Vampires of the Velvet Lounge (or simply Vampires) is a 2026 American comedy horror film written, produced, and directed by Adam Sherman. It stars Mena Suvari, Dichen Lachman, Stephen Dorff, Rosa Salazar, Lochlyn Munro, India Eisley, Sarah Dumont, and Tyrese Gibson.

The film was released in the United States on March 20, 2026.

==Premise==

Vampires hunt their victims by using dating apps.

==Cast==
- Mena Suvari as Elizabeth
- Dichen Lachman as Cora
- Stephen Dorff as Randall / Ramsey
- Rosa Salazar as Alexis
- Lochlyn Munro as Malcolm
- India Eisley as Joan
- Sarah Dumont as Helena
- Tyrese Gibson as Luke
- Mark Boone Junior as Chuck
- Tom Berenger as Albert
- Timothy V. Murphy as Eric
- Sherman Augustus as Cop Marcus

==Production==
Principal photography began in December 2023, in Georgia, on a comedy horror film written, co-produced, and directed by Adam Sherman.
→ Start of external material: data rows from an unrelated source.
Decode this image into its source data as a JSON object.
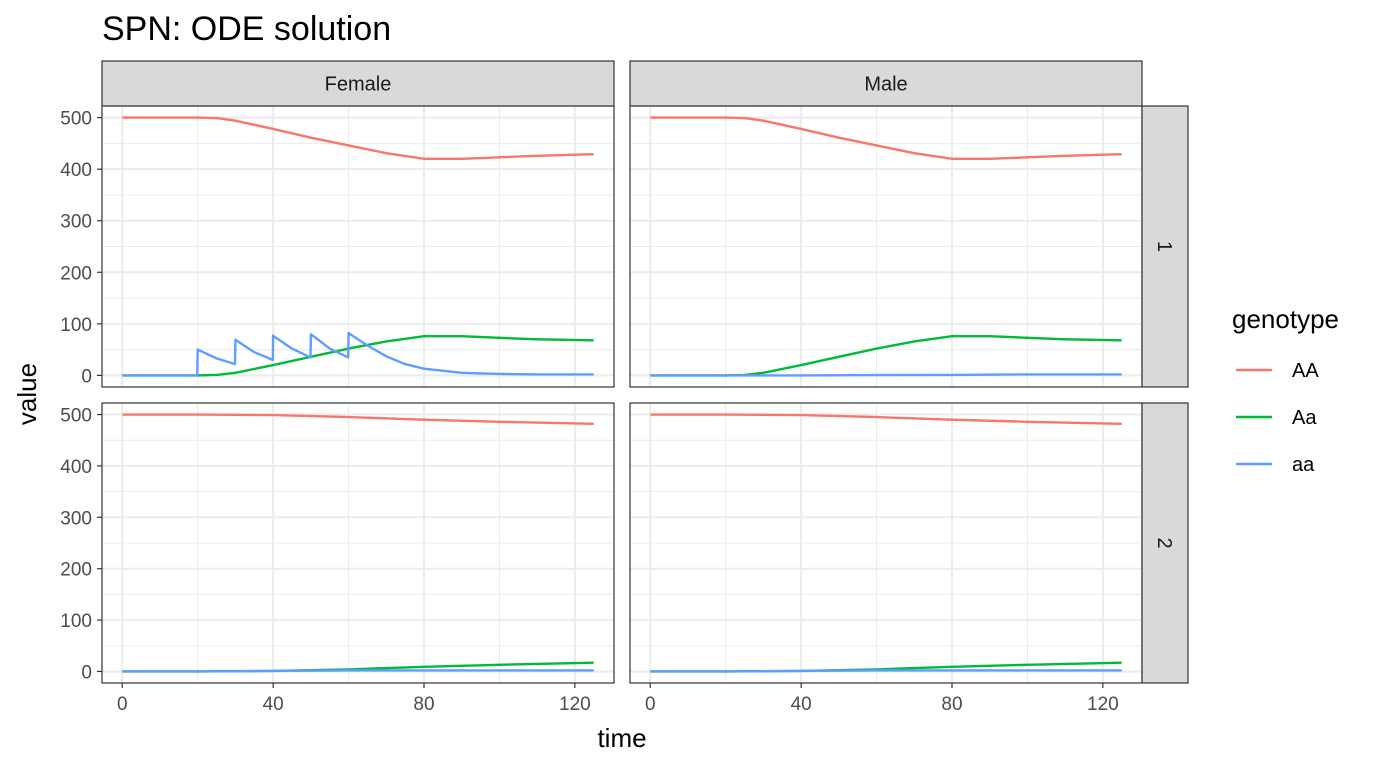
{
  "chart_data": {
    "type": "line",
    "title": "SPN: ODE solution",
    "xlabel": "time",
    "ylabel": "value",
    "xlim": [
      0,
      125
    ],
    "ylim": [
      0,
      500
    ],
    "x_ticks": [
      0,
      40,
      80,
      120
    ],
    "y_ticks": [
      0,
      100,
      200,
      300,
      400,
      500
    ],
    "grid": true,
    "legend": {
      "title": "genotype",
      "position": "right",
      "entries": [
        {
          "name": "AA",
          "color": "#F8766D"
        },
        {
          "name": "Aa",
          "color": "#00BA38"
        },
        {
          "name": "aa",
          "color": "#619CFF"
        }
      ]
    },
    "facet_cols": [
      "Female",
      "Male"
    ],
    "facet_rows": [
      "1",
      "2"
    ],
    "panels": [
      {
        "col": "Female",
        "row": "1",
        "series": [
          {
            "name": "AA",
            "x": [
              0,
              10,
              20,
              25,
              30,
              40,
              50,
              60,
              70,
              80,
              90,
              100,
              110,
              125
            ],
            "values": [
              500,
              500,
              500,
              499,
              494,
              478,
              461,
              446,
              431,
              420,
              420,
              423,
              426,
              429
            ]
          },
          {
            "name": "Aa",
            "x": [
              0,
              10,
              20,
              25,
              30,
              40,
              50,
              60,
              70,
              80,
              90,
              100,
              110,
              125
            ],
            "values": [
              0,
              0,
              0,
              1,
              5,
              20,
              36,
              52,
              66,
              76,
              76,
              73,
              70,
              68
            ]
          },
          {
            "name": "aa",
            "x": [
              0,
              19.9,
              20,
              25,
              29.9,
              30,
              35,
              39.9,
              40,
              45,
              49.9,
              50,
              55,
              59.9,
              60,
              65,
              70,
              75,
              80,
              90,
              100,
              110,
              125
            ],
            "values": [
              0,
              0,
              50,
              33,
              22,
              69,
              45,
              30,
              77,
              52,
              35,
              80,
              52,
              35,
              82,
              58,
              37,
              22,
              13,
              5,
              3,
              2,
              2
            ]
          }
        ]
      },
      {
        "col": "Male",
        "row": "1",
        "series": [
          {
            "name": "AA",
            "x": [
              0,
              10,
              20,
              25,
              30,
              40,
              50,
              60,
              70,
              80,
              90,
              100,
              110,
              125
            ],
            "values": [
              500,
              500,
              500,
              499,
              494,
              478,
              461,
              446,
              431,
              420,
              420,
              423,
              426,
              429
            ]
          },
          {
            "name": "Aa",
            "x": [
              0,
              10,
              20,
              25,
              30,
              40,
              50,
              60,
              70,
              80,
              90,
              100,
              110,
              125
            ],
            "values": [
              0,
              0,
              0,
              1,
              5,
              20,
              36,
              52,
              66,
              76,
              76,
              73,
              70,
              68
            ]
          },
          {
            "name": "aa",
            "x": [
              0,
              20,
              40,
              60,
              80,
              100,
              125
            ],
            "values": [
              0,
              0,
              0,
              0.5,
              1,
              2,
              2
            ]
          }
        ]
      },
      {
        "col": "Female",
        "row": "2",
        "series": [
          {
            "name": "AA",
            "x": [
              0,
              20,
              40,
              60,
              80,
              100,
              125
            ],
            "values": [
              500,
              500,
              499,
              495,
              490,
              486,
              482
            ]
          },
          {
            "name": "Aa",
            "x": [
              0,
              20,
              40,
              60,
              80,
              100,
              125
            ],
            "values": [
              0,
              0,
              1,
              4,
              9,
              13,
              17
            ]
          },
          {
            "name": "aa",
            "x": [
              0,
              20,
              40,
              60,
              80,
              100,
              125
            ],
            "values": [
              0,
              0,
              1,
              2,
              2,
              2,
              2
            ]
          }
        ]
      },
      {
        "col": "Male",
        "row": "2",
        "series": [
          {
            "name": "AA",
            "x": [
              0,
              20,
              40,
              60,
              80,
              100,
              125
            ],
            "values": [
              500,
              500,
              499,
              495,
              490,
              486,
              482
            ]
          },
          {
            "name": "Aa",
            "x": [
              0,
              20,
              40,
              60,
              80,
              100,
              125
            ],
            "values": [
              0,
              0,
              1,
              4,
              9,
              13,
              17
            ]
          },
          {
            "name": "aa",
            "x": [
              0,
              20,
              40,
              60,
              80,
              100,
              125
            ],
            "values": [
              0,
              0,
              1,
              2,
              2,
              2,
              2
            ]
          }
        ]
      }
    ]
  }
}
Mena Suvari, Dichen Lachman, Stephen Dorff, Rosa Salazar, Lochlyn Munro, India Eisley, Sarah Dumont, Tyrese Gibson, Mark Boone Junior, Tom Berenger, Timothy V. Murphy, and Sherman Augustus joined the cast.

==Release==
Vampires of the Velvet Lounge was released in the United States in limited theaters on March 20, 2026.

==Reception==

Simon Abrams of RogerEbert.com gave the film half a star out of four and wrote, "Joyless and dim, the grubby supernatural thriller Vampires of the Velvet Lounge often seems more like a filmed rehearsal for a movie than a fully completed feature."